Various accounts exist of Johnson's participation in the Stonewall riots. The riots, which took place at the Stonewall Inn in Greenwich Village, were provoked by a police raid and the attempted arrests of several patrons, including cross-dressers and sex workers. Johnson claims to have been one of the first drag queens to frequent the Stonewall, an account corroborated by independent scholars Monica Keller and Jessica Morris. However, Tourmaline notes that Johnson and her associates were frequently denied entry, often opting to spend their time at Sheridan Square across the street instead.
According to historian Martin Duberman, "rumor has it" that Johnson, upset by several "no-shows" at a party she had organized, went to the Stonewall on June 27, 1969, to dance. Johnson remembers it being a birthday party and claimed in a later interview that she remembers the riots as having happened in August, around the time of her birthday. The raids actually began early in the early hours of the morning on June 28.
According to writer David Carter, activist Robin Souza reported that after the raids started, fellow Stonewall veterans such as Morty Manford and Marty Robinson witnessed Johnson throw a shot glass at a mirror, screaming, "I got my civil rights!" Members of the Gay Activists Alliance later considered this the "shot glass that was heard around the world". Carter notes inconsistencies with this account, observing that in official testimonies given by Manford, he did not mention Johnson.
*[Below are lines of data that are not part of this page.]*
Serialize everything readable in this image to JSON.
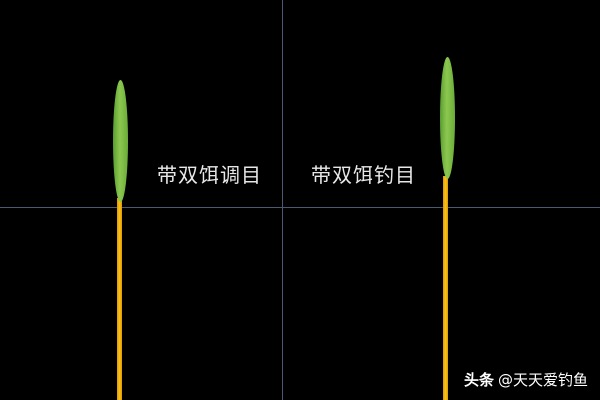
{
  "floats": [
    {
      "label": "带双饵调目"
    },
    {
      "label": "带双饵钓目"
    }
  ],
  "colors": {
    "background": "#000000",
    "tip": "#7ab845",
    "stem": "#f5b400",
    "guide_lines": "#4a5a72"
  },
  "watermark": {
    "brand": "头条",
    "handle": "@天天爱钓鱼"
  }
}
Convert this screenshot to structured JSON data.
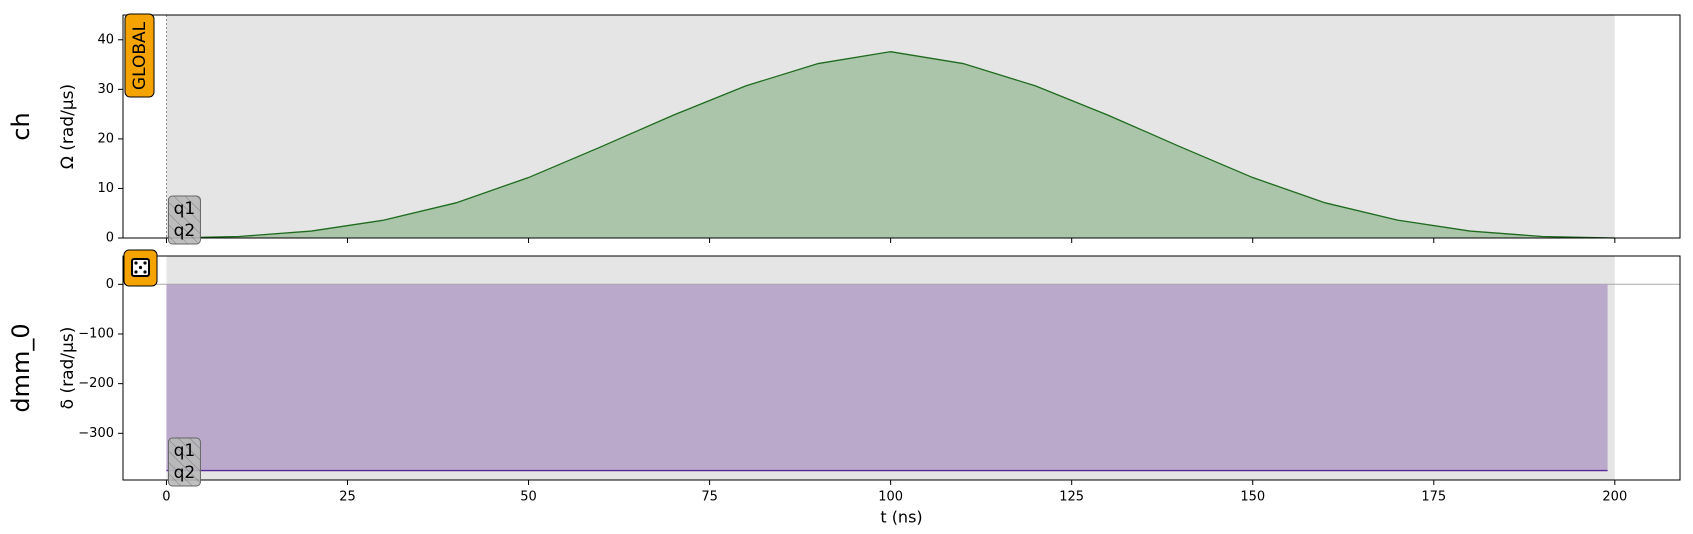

Carter speculates that this may have been an attempt by Manford to censor himself, fearing that crediting Johnson, a mentally ill and transgender person, with the riots would reflect poorly on the gay liberation movement. Carter identifies Johnson as having been "almost indubitably among the first to be violent that night and may possibly even have been the first". Playwright Robert Heide remembers that as the riots were beginning, Johnson shouted at police and threw rocks at them. Johnson herself claims that she did not arrive at the scene of the riots until 2:00a.m, after they had already started. Historian Marc Stein claims that while she "definitely participated in subsequent developments", it is unlikely that Johnson was present at the beginning of the riots. Mama Jean Devente, a friend of Johnson's, remembers Johnson helping her tend to her wounds after she was beaten by police. Activist Craig Rodwell says that at some point during the second night, Johnson climbed on top of a lamppost and dropped a bag containing a heavy object onto a police car's windshield, destroying it.
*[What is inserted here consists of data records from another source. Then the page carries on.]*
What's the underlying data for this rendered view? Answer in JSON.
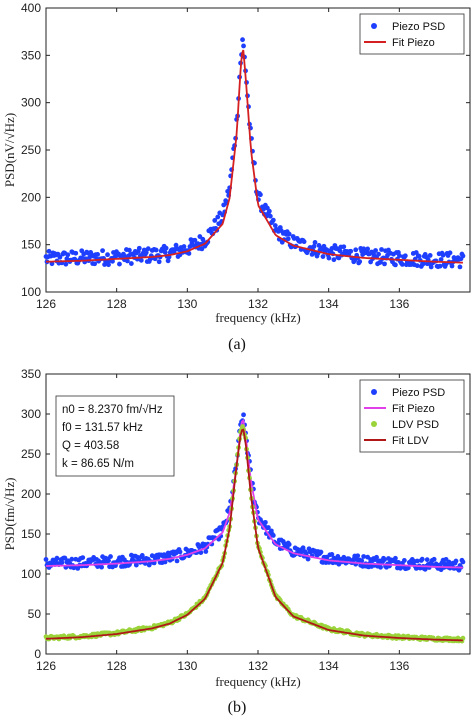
{
  "figure": {
    "caption_a": "(a)",
    "caption_b": "(b)"
  },
  "colors": {
    "piezo_psd": "#1f3fff",
    "fit_piezo_a": "#d42020",
    "fit_piezo_b": "#e040e8",
    "ldv_psd": "#9ad43a",
    "fit_ldv": "#b01818"
  },
  "chart_data": [
    {
      "id": "a",
      "type": "line",
      "xlabel": "frequency (kHz)",
      "ylabel": "PSD(nV/√Hz)",
      "xlim": [
        126,
        138
      ],
      "ylim": [
        100,
        400
      ],
      "xticks": [
        126,
        128,
        130,
        132,
        134,
        136
      ],
      "yticks": [
        100,
        150,
        200,
        250,
        300,
        350,
        400
      ],
      "grid": false,
      "legend_position": "top-right",
      "legend": [
        "Piezo PSD",
        "Fit Piezo"
      ],
      "series": [
        {
          "name": "Piezo PSD",
          "style": "markers",
          "color": "#1f3fff",
          "x": [
            126,
            127,
            128,
            129,
            129.5,
            130,
            130.5,
            131,
            131.2,
            131.4,
            131.5,
            131.57,
            131.65,
            131.8,
            132,
            132.5,
            133,
            134,
            135,
            136,
            137,
            137.8
          ],
          "y": [
            135,
            136,
            137,
            139,
            141,
            146,
            155,
            180,
            210,
            280,
            340,
            366,
            335,
            260,
            200,
            165,
            152,
            142,
            138,
            136,
            134,
            134
          ],
          "noise": 8
        },
        {
          "name": "Fit Piezo",
          "style": "line",
          "color": "#d42020",
          "x": [
            126,
            127,
            128,
            129,
            129.5,
            130,
            130.5,
            131,
            131.2,
            131.4,
            131.5,
            131.57,
            131.65,
            131.8,
            132,
            132.5,
            133,
            134,
            135,
            136,
            137,
            137.8
          ],
          "y": [
            132,
            133,
            135,
            137,
            139,
            143,
            151,
            172,
            200,
            268,
            332,
            362,
            328,
            250,
            192,
            160,
            149,
            140,
            136,
            134,
            132,
            131
          ]
        }
      ]
    },
    {
      "id": "b",
      "type": "line",
      "xlabel": "frequency (kHz)",
      "ylabel": "PSD(fm/√Hz)",
      "xlim": [
        126,
        138
      ],
      "ylim": [
        0,
        350
      ],
      "xticks": [
        126,
        128,
        130,
        132,
        134,
        136
      ],
      "yticks": [
        0,
        50,
        100,
        150,
        200,
        250,
        300,
        350
      ],
      "grid": false,
      "legend_position": "top-right",
      "legend": [
        "Piezo PSD",
        "Fit Piezo",
        "LDV PSD",
        "Fit LDV"
      ],
      "annotation": [
        "n0 = 8.2370 fm/√Hz",
        "f0 = 131.57 kHz",
        "Q = 403.58",
        "k = 86.65 N/m"
      ],
      "series": [
        {
          "name": "Piezo PSD",
          "style": "markers",
          "color": "#1f3fff",
          "x": [
            126,
            127,
            128,
            129,
            129.5,
            130,
            130.5,
            131,
            131.2,
            131.4,
            131.5,
            131.57,
            131.65,
            131.8,
            132,
            132.5,
            133,
            134,
            135,
            136,
            137,
            137.8
          ],
          "y": [
            113,
            114,
            116,
            118,
            121,
            126,
            134,
            155,
            180,
            240,
            282,
            298,
            276,
            220,
            172,
            140,
            129,
            120,
            116,
            114,
            112,
            111
          ],
          "noise": 7
        },
        {
          "name": "Fit Piezo",
          "style": "line",
          "color": "#e040e8",
          "x": [
            126,
            127,
            128,
            129,
            129.5,
            130,
            130.5,
            131,
            131.2,
            131.4,
            131.5,
            131.57,
            131.65,
            131.8,
            132,
            132.5,
            133,
            134,
            135,
            136,
            137,
            137.8
          ],
          "y": [
            110,
            111,
            113,
            116,
            119,
            124,
            132,
            152,
            177,
            236,
            280,
            296,
            274,
            216,
            168,
            137,
            126,
            117,
            113,
            111,
            109,
            108
          ]
        },
        {
          "name": "LDV PSD",
          "style": "markers",
          "color": "#9ad43a",
          "x": [
            126,
            127,
            128,
            129,
            129.5,
            130,
            130.5,
            131,
            131.2,
            131.4,
            131.5,
            131.57,
            131.65,
            131.8,
            132,
            132.5,
            133,
            134,
            135,
            136,
            137,
            137.8
          ],
          "y": [
            20,
            22,
            26,
            33,
            39,
            50,
            70,
            115,
            160,
            240,
            276,
            287,
            268,
            200,
            135,
            72,
            48,
            31,
            24,
            21,
            19,
            18
          ],
          "noise": 2
        },
        {
          "name": "Fit LDV",
          "style": "line",
          "color": "#b01818",
          "x": [
            126,
            127,
            128,
            129,
            129.5,
            130,
            130.5,
            131,
            131.2,
            131.4,
            131.5,
            131.57,
            131.65,
            131.8,
            132,
            132.5,
            133,
            134,
            135,
            136,
            137,
            137.8
          ],
          "y": [
            19,
            21,
            25,
            32,
            38,
            49,
            69,
            114,
            158,
            238,
            272,
            284,
            265,
            198,
            133,
            71,
            47,
            30,
            23,
            20,
            18,
            17
          ]
        }
      ]
    }
  ]
}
Stein notes several dimensions to the debates about Johnson's participation at Stonewall. One dimension concerns recognition, with some arguing that proper credit should be accorded to individuals who played an important role in the riots and others arguing that discussions about credits are ahistorical and pertain primarily to modern debates about identity politics rather than the riots themselves. Another dimension concerns the role of structural factors in the riots, with some arguing that the emphasis on individual agency is overstated relative to these "social and structural factors". Amidst these debates, Stein notes that it is "challenging to avoid both minimization and exaggeration".
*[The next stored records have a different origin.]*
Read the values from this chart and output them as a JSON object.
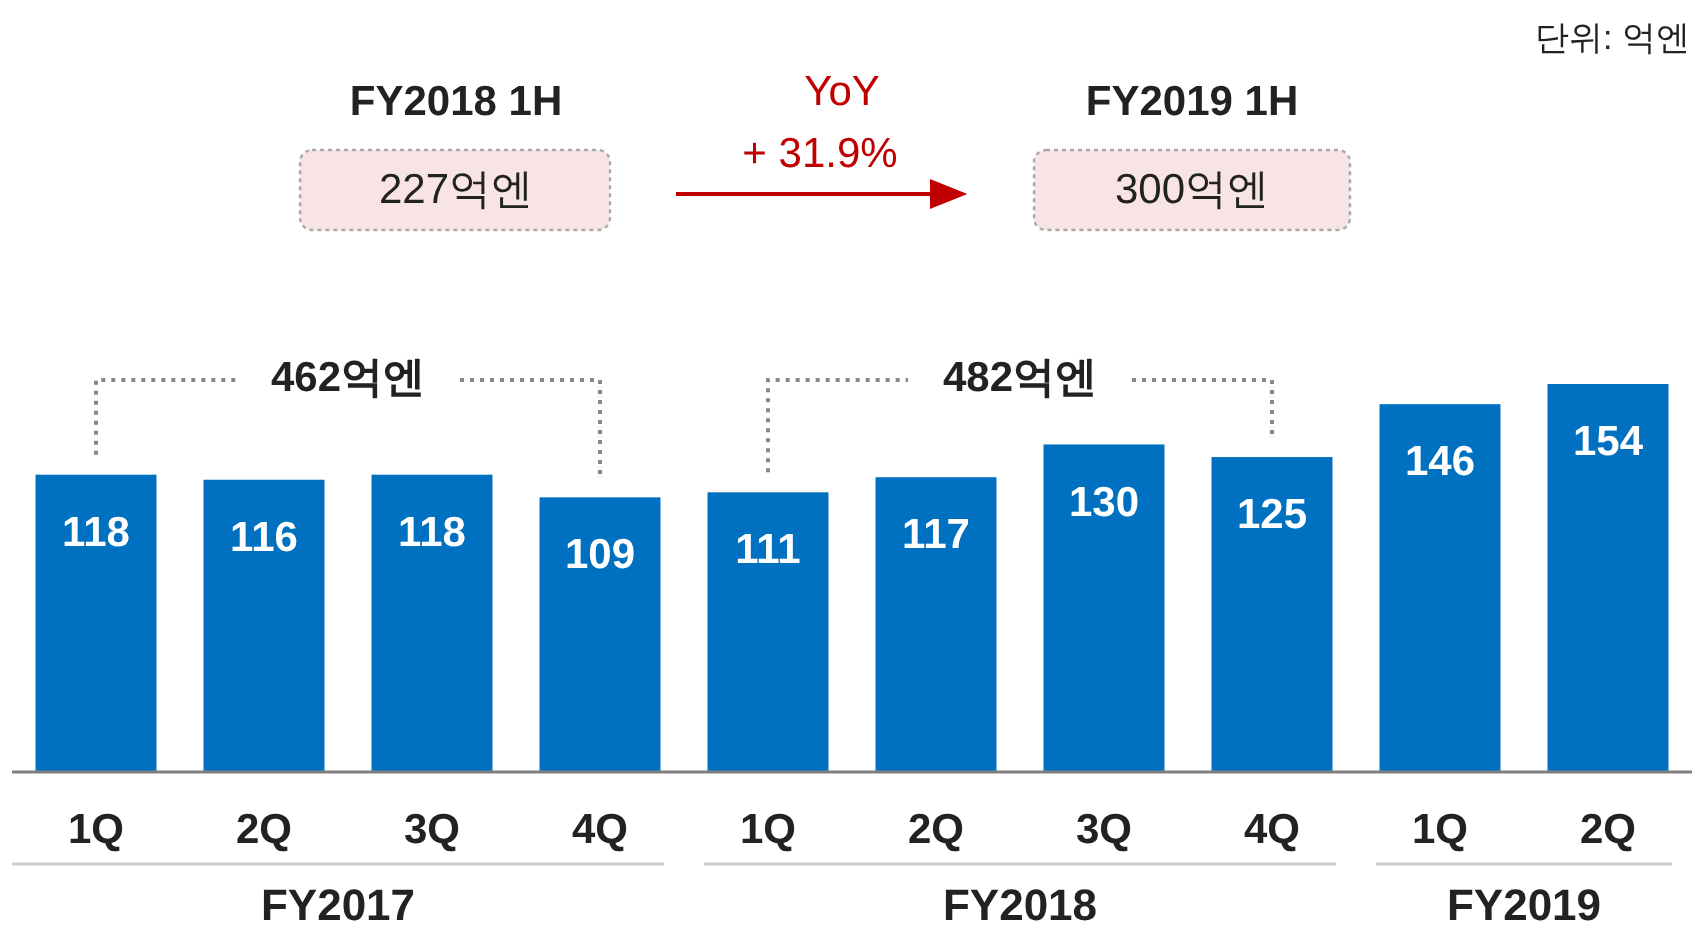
{
  "chart_data": {
    "type": "bar",
    "categories": [
      "1Q",
      "2Q",
      "3Q",
      "4Q",
      "1Q",
      "2Q",
      "3Q",
      "4Q",
      "1Q",
      "2Q"
    ],
    "values": [
      118,
      116,
      118,
      109,
      111,
      117,
      130,
      125,
      146,
      154
    ],
    "color": "#0070c0",
    "data_labels": true,
    "annotations": [
      "단위: 억엔",
      "FY2018 1H",
      "227억엔",
      "YoY",
      "+ 31.9%",
      "FY2019 1H",
      "300억엔",
      "462억엔",
      "482억엔",
      "FY2017",
      "FY2018",
      "FY2019"
    ]
  }
}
While researchers Florence Ashley and Sam Sanchinel argue that Johnson was likely not one of the primary instigators of the riots, they say transgender people claim she was present as a way of placing themselves within the broader LGBTQ coalition and of signaling the radical nature of the transgender rights movement. However, they also argue that the mainstream transgender movement uses Johnson's history at Stonewall opportunistically, overlooking her class, race, mental health, and position as a sex worker when convenient.
Tourmaline argues that inconsistencies in Johnson's story "offer another way of remembering—one in which one’s emotional memory takes over the facts". She also notes that Johnson periodically became confused and frustrated when asked too many questions about Stonewall, speculating that this may have been the result of trauma and arguing that Johnson's "incoherence" should be respected.